The CCB-Wind-CUFE Green ESG Bond Index has been jointly developed by China Construction Bank Corp, Wind Information Technology Co, and the International Institute of Green Finance (IIGF), which is part of the Central University of Finance and Economics in Beijing.
The index aims to evaluate and screen the ESG performance and fundraising projects of the newly issued bonds every week in the national interbank bond market, the Shanghai Stock Exchange and the Shenzhen Stock Exchange.
After the screening, the yield data in the primary market of the selected samples are extracted, which will then be reclassified and averaged with specific weights to form a green ESG bond issuance index, according to the Luxembourg Stock Exchange.
“Following China’s recent efforts to further open up its financial markets, international investors are increasingly focusing on China. In parallel, China has established ambitious policies to green its financial system and support sustainable development and the transition toward a low-carbon and more inclusive economy,” said Julie Becker, CEO of the Luxembourg Stock Exchange.
“The development of China’s bond market－coupled with the growth of green finance in China－brings benefits and opportunities far beyond China’s borders. Professional and private investors alike are, therefore, looking for information and data to inform their investment decisions and support both their diversification strategies and sustainability mandates,” she said at the global launch of the index.
China has developed a robust green bond market. By the end of 2020, the volume of labeled green bonds issued in the country exceeded 1 trillion yuan ($155.6 billion), while the volume of unlabeled green bonds hit 10.32 trillion yuan, among which the money invested in green projects reached 6.12 trillion yuan, according to the IIGF.

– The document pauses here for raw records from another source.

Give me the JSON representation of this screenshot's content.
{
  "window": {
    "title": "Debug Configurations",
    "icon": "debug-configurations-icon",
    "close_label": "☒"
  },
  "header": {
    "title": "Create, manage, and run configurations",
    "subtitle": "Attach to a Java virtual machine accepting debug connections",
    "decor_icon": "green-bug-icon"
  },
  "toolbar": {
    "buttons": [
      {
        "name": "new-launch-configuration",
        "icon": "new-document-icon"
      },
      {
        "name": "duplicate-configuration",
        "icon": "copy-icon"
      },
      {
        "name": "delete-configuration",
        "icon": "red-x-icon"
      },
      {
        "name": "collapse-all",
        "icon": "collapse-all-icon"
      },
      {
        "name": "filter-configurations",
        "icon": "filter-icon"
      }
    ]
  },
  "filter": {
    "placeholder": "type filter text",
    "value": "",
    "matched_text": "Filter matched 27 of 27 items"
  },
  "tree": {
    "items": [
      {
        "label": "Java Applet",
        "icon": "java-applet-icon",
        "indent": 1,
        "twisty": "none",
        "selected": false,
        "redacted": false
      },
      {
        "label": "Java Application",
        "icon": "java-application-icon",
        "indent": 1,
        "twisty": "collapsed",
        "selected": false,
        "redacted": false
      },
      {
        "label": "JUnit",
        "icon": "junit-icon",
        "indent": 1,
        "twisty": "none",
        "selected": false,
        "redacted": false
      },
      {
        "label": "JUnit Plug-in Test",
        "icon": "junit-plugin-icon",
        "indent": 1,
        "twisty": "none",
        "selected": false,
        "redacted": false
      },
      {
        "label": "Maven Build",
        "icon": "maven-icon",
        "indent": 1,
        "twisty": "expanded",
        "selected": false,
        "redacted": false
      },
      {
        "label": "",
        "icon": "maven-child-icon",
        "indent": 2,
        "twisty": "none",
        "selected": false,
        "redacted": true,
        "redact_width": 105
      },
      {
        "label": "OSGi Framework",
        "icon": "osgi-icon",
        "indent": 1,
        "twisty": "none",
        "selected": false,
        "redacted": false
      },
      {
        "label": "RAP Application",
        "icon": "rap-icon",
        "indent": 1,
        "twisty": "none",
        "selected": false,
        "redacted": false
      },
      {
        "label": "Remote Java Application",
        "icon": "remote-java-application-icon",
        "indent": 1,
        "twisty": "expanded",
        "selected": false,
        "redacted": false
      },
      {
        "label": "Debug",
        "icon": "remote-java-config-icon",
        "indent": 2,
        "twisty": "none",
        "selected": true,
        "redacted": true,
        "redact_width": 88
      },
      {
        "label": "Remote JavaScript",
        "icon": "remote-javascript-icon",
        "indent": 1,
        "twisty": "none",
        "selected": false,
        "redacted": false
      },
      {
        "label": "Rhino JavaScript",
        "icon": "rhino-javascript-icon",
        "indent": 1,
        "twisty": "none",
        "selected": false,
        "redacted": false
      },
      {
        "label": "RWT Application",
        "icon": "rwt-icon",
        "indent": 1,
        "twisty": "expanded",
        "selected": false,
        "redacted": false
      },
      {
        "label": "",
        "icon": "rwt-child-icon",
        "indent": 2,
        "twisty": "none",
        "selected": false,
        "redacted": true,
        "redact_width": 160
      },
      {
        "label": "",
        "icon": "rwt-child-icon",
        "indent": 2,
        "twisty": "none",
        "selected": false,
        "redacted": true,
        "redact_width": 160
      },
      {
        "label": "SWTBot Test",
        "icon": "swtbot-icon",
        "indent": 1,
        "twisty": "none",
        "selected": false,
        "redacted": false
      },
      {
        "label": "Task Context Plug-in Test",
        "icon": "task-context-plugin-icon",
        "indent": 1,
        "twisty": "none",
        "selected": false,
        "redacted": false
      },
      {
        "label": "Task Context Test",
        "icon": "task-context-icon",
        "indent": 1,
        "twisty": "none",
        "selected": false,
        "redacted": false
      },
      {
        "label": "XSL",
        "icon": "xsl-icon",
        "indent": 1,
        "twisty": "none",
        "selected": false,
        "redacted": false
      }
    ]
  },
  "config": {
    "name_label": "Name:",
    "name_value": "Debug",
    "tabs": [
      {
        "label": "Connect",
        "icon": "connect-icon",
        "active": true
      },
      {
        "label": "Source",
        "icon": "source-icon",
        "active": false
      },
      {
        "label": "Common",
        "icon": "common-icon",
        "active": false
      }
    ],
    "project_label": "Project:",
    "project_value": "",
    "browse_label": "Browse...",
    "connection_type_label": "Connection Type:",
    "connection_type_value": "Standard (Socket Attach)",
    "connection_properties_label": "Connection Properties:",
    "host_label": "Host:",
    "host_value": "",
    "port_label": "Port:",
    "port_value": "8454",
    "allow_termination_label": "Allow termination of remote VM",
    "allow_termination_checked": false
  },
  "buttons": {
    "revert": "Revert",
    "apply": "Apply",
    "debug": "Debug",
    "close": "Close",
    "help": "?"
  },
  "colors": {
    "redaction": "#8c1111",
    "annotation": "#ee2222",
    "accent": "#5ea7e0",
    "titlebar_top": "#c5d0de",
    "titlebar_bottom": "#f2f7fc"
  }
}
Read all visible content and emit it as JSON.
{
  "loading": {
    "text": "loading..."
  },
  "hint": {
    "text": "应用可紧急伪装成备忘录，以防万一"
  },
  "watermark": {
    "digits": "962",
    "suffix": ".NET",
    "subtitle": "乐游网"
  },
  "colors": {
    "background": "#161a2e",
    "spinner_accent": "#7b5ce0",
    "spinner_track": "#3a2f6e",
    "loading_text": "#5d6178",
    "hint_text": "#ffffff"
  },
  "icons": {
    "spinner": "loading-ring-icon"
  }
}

The new index will fill the gaps in reference pricing of green bonds in the country’s primary market and track the long-term value of green investments, said Wang Hao, executive vice-president of China Construction Bank.
“Taking reference from domestic and international standards for green and ESG bonds, the index will provide international institutional investors with a more intuitive and more accurate instrument that is quantifiable and comparable.
“In this way, it will deepen international investors’ understanding of China’s high-quality corporate green bond issuers, guide more proactive allocation of global funds to the country’s green assets, and accelerate international cooperation of green capital markets,” he said.
China released the “Green Bond Endorsed Projects Catalogue (2021 Edition)” in April, which will come into effect on July 1. The new index is part of the adoption of the updated catalog, said Wang Xin, director of research at the People’s Bank of China, the central bank.
The country’s green finance standards task force has already listed the standards for environmental information disclosure of listed companies and ESG assessment standards of bond issuers as key standards for development this year.
The PBOC will push for the convergence of green bond standards between China and major international green financial markets, apart from promoting the unification of fundamental institutions of the domestic green bond market in the areas, including the administration of bond issuance, ratings and verification, and information disclosure, he said.
Global issuance of green, social and sustainable bonds totaled a record $231 billion in the first quarter of 2021, a 19 percent increase over the previous quarter and more than three times higher than the same quarter last year, Moody’s Investors Service said in a report on May 10.